Dans un communiqué de presse, tous deux ont affirmé que ce votre permettrait « Alors que chaque année, un enfant sur mille naît en France avec une déficience auditive, le diagnostic n’est aujourd’hui porté, en moyenne, qu’entre seize et dix-huit mois », explique Jean-Pierre Dupont. « Or plus le constat est tardif, plus les conséquences sont importantes sur toutes les acquisitions, la scolarisation et la socialisation de l’enfant ». Avant de préciser que ce « dépistage précoce permettra de repérer, d’orienter et d’accompagner plutôt les 800 enfants qui naissent chaque année avec des troubles de l’audition. « Il donnera ainsi à ces jeunes enfants et à leurs familles, la possibilité d’être pris en charge dès les premiers mois de la vie ». À l'heure actuelle, les nourrissons sont généralement dépistés vers 16 à 18 mois, quand on attend les premiers mots... qui ne viennent pas. Le projet de loi suggère un repérage de la surdité à la maternité, proposé de façon systématique aux parents (mais non obligatoire), et d’une durée de 4 à cinq minutes.
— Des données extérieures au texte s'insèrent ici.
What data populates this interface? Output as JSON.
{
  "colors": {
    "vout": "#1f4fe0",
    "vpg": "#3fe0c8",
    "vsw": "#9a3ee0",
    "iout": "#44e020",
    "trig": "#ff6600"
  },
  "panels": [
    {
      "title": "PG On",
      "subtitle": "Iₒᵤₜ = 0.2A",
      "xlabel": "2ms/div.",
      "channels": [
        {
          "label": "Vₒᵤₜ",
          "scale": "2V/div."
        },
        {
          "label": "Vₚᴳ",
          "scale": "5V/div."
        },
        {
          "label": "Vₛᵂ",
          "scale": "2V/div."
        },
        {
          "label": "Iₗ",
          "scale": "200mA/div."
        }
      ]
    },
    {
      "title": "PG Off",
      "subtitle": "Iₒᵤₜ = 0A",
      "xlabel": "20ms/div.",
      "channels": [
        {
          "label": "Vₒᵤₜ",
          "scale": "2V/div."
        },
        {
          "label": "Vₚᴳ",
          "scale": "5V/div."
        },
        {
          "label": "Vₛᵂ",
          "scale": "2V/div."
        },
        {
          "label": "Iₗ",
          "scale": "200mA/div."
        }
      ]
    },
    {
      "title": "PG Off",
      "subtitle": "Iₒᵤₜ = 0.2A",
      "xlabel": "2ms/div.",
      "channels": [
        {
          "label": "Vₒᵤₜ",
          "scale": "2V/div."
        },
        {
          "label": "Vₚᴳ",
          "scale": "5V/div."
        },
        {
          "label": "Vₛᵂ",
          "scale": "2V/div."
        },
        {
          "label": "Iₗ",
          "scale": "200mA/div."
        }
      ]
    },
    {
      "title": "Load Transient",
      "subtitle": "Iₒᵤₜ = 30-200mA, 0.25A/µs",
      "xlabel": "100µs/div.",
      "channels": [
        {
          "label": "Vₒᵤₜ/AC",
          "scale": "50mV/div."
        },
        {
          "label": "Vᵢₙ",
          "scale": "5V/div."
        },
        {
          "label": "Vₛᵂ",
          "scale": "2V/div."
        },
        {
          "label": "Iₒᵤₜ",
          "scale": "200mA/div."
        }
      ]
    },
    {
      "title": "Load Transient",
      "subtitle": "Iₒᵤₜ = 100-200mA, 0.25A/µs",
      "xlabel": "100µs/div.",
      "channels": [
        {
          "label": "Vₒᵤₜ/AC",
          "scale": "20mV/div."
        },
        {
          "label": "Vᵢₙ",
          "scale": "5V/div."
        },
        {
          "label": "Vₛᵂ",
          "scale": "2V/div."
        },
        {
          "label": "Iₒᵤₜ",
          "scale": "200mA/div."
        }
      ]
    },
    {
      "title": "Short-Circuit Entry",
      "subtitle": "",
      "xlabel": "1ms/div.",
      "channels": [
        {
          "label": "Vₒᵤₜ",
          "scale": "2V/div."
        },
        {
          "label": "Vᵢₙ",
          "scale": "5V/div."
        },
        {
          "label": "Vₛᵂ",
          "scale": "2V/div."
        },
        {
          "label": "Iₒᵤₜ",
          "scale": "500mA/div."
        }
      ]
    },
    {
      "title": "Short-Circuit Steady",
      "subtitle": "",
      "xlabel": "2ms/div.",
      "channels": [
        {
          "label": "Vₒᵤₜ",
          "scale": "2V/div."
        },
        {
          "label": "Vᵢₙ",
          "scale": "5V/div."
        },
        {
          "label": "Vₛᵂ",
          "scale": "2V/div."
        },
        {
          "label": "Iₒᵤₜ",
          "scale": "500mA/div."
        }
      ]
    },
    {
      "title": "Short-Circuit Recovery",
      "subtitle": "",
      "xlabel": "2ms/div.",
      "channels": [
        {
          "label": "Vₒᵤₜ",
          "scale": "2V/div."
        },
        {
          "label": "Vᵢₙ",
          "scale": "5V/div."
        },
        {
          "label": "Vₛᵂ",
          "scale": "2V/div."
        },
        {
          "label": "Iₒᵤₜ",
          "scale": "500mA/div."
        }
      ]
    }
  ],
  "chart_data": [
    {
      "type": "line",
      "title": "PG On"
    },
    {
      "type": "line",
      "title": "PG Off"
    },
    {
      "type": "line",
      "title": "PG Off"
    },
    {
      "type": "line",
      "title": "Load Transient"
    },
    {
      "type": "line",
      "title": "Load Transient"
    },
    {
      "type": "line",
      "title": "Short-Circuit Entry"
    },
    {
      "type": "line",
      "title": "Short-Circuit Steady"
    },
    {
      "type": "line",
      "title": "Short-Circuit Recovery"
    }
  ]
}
Malgré le soutien de spécialiste scientifique comme les professeurs Françoise Denoyelle, chirurgien ORL pédiatrique et coordinatrice de l'expérimentation du dépistage des troubles de l'audition à la Cnamts, Bernard Fraysse, chef du service ORL, hôpital Purpan, Toulouse, membre de la HAS, et Thierry Van Den Abbeele, président de l'Association française d'ORL pédiatrique. Celui-ci semble faire polémique.

Manipulations politiques et manque de concertation…

Réclamée de longue date par certains médecins, l’instauration de ce dépistage est un véritable serpent de mer. Dans un premier temps, le texte a été adopté à l’Assemblée nationale le 30 novembre 2010. Puis il a été déposé au Sénat en décembre 2010. En raison de l’encombrement de l’agenda législatif. Edwige Antier, député UMP de Paris et co-auteur de la proposition de loi, a souhaité accélérer la procédure. Elle a déposé un amendement visant à voter le texte dans le cadre d’une proposition de loi modificative portant sur différentes dispositions de la loi HPST. Laquelle rappelons-le, a déjà été adoptée par le Sénat.

Cette procédure, acceptée par la Commission des Affaires sociales de l’Assemblée nationale, attise les critiques de l’opposition et celle de l’Union Nationale des Parents d’Enfants Déficients Auditifs. Ces dernières reprochent aux députés d’avoir «circuité la Chambre haute », et de ne pas avoir mené de concertation avec les associations représentant les personnes sourdes et malentendantes.

« Le sujet du dépistage précoce a fait l’objet depuis février 2010 de longues heures de débats. Notre proposition sur le dépistage précoce de la surdité s’appuie sur des données scientifiques. Nous ne comprenons pas le volet politique de cette affaire, c’est lamentable » réponds le député Jean-Pierre Dupont contre ces accusations. « Des expérimentations ont été faites dans notre pays. Elles ont démontré l’efficacité du dépistage précoce de la surdité. ».

L’affaire ne semble peut-être pas totalement pas terminée puisque l’opposition estime que la saisie du Conseil constitutionnel peut être envisagée.